Secure-travel advice for Black Hat... and your local Starbucks
Connecting state and local government leaders
The annual Black Hat USA security conference is not exactly hostile, but you’ll run into a lot of people who pride themselves on their hacking skills.
The annual Black Hat USA conference being held in Las Vegas July 27-Aug. 1 is not exactly a hostile environment, but if you go, you will be with a lot of people eager to demonstrate their hacking skills on the less witting among them. The opening ceremonies typically include a reminder that although Wi-Fi connections are provided, attendees are responsible for their own security when connecting.
So if you are representing your agency at the conference, don’t neglect the basics for secure use of your laptop, tablet or any other Internet-enabled device you take with you.
Black Hat is not as rough a neighborhood as its older sibling, DEF CON, where “Spot the Fed” has been a popular game for 20 years. This year feds have been advised to sit out DEF CON (Aug. 1-4) in the wake of the Edward Snowden revelations that have increased some anti-government feelings. But government is always a juicy target for people interested in establishing their hacker creds.
Not that attacks at Black Hat single out government. “What I’ve found is that it’s more of a passive scanning,” said Jeff Debrosse, director of advanced research projects for Websense Security Labs. “It’s not targeted, it’s targets of opportunity.”
The crowd attending Black Hat is varied, Debrosse said. “I don’t run into really dangerous people there; I run into serious people with varying degrees of expertise and skill,” from script kiddies to those who set up their own femtocells to capture cellular traffic. That means you can’t assume that any connection is secure. Even when plugging in in your hotel room, it’s probable that the hotel is using a wireless bridge at some point that could expose you.
“Leverage VPNs,” Debrosse advised those working at the conference. “I’m always about encryption, encryption, encryption.”

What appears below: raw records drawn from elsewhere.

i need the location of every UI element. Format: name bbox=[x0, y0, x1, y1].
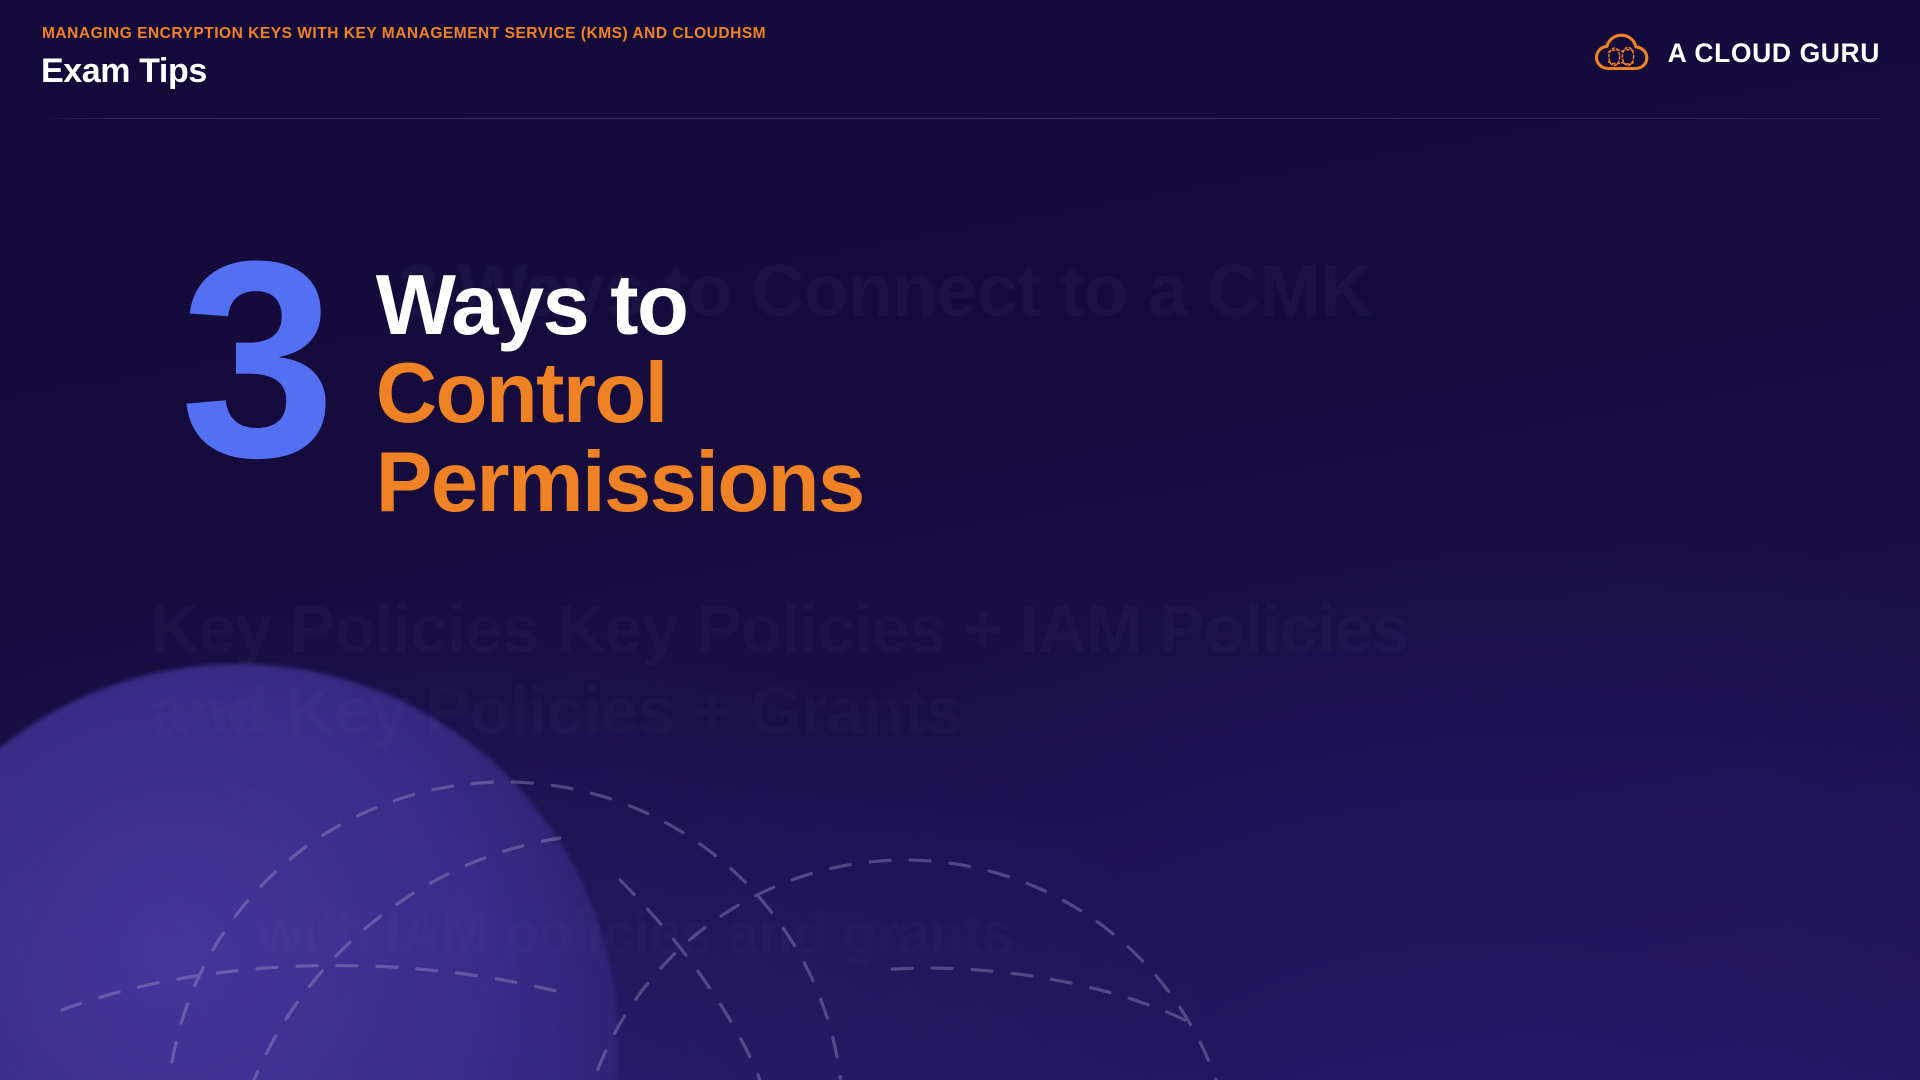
brand-name-label: A CLOUD GURU bbox=[1668, 38, 1880, 69]
headline-text-lines: Ways to Control Permissions bbox=[376, 262, 864, 527]
headline-number: 3 bbox=[180, 246, 328, 476]
ghost-text-line-1: Key Policies Key Policies + IAM Policies bbox=[150, 590, 1408, 668]
ghost-text-line-2: and Key Policies + Grants bbox=[150, 672, 962, 750]
slide-header: MANAGING ENCRYPTION KEYS WITH KEY MANAGE… bbox=[0, 0, 1920, 120]
headline-line-2: Control bbox=[376, 350, 864, 438]
dashed-globe-arcs bbox=[0, 0, 1920, 1080]
headline-line-3: Permissions bbox=[376, 439, 864, 527]
background-decoration: 3 Ways to Connect to a CMK Key Policies … bbox=[0, 0, 1920, 1080]
header-divider bbox=[41, 118, 1879, 119]
page-title: Exam Tips bbox=[41, 52, 207, 91]
background-glow-circle bbox=[0, 664, 618, 1080]
headline-block: 3 Ways to Control Permissions bbox=[180, 262, 864, 527]
brand-logo: A CLOUD GURU bbox=[1593, 31, 1880, 75]
headline-line-1: Ways to bbox=[376, 262, 864, 350]
ghost-text-line-3: with IAM policies and grants bbox=[258, 900, 1013, 967]
course-eyebrow-label: MANAGING ENCRYPTION KEYS WITH KEY MANAGE… bbox=[42, 25, 766, 43]
cloud-globe-icon bbox=[1593, 31, 1651, 75]
slide-root: 3 Ways to Connect to a CMK Key Policies … bbox=[0, 0, 1920, 1080]
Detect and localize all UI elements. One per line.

Debrosse offered some common-sense tips for protecting yourself at Black Hat. And even if you’re not going, they also apply to just about any out-of-office experience you might have. They include:
- Make sure your devices are fully patched and antivirus software is updated.
- Delete cookies and clear your browser history and cache to limit residual information about your habits.
- Encrypt sensitive files or — better yet — go with full-disk encryption.
- Do as little on the road as possible. Back up your devices before leaving and while on site, save work to the cloud or a removable drive, then revert to the back-up state when you return.
- Turn off Bluetooth and Wi-Fi and any applications that use them whenever you can.
- Don’t charge devices at public ports, which can give outsiders access to them.
- Don’t take candy (or USB drives) from strangers.
- Leave any Radio Frequency ID devices such as badges, passports or cards in your room.
- Use wired connections when available and be careful when connecting wirelessly. Wi-Fi pineapples — rogue hotspots that indiscriminately identify themselves as any network your device is looking for — can deliver you into the enemy’s hands.
- Avoid sending sensitive data while on site, use your VPN at all times and when roaming use a high-speed cellular connection if possible. It’s not perfect, but can be safer than Wi-Fi.
In general, be careful about anything you do online, and do as little of it as possible. If you stay safe at Black Hat, you probably will be in good shape almost anywhere you go.
Personally, I favor a ballpoint pen and a notebook (paper) when traveling. They are easy to get through airport security, difficult to hack, and my handwriting is a match for any encryption.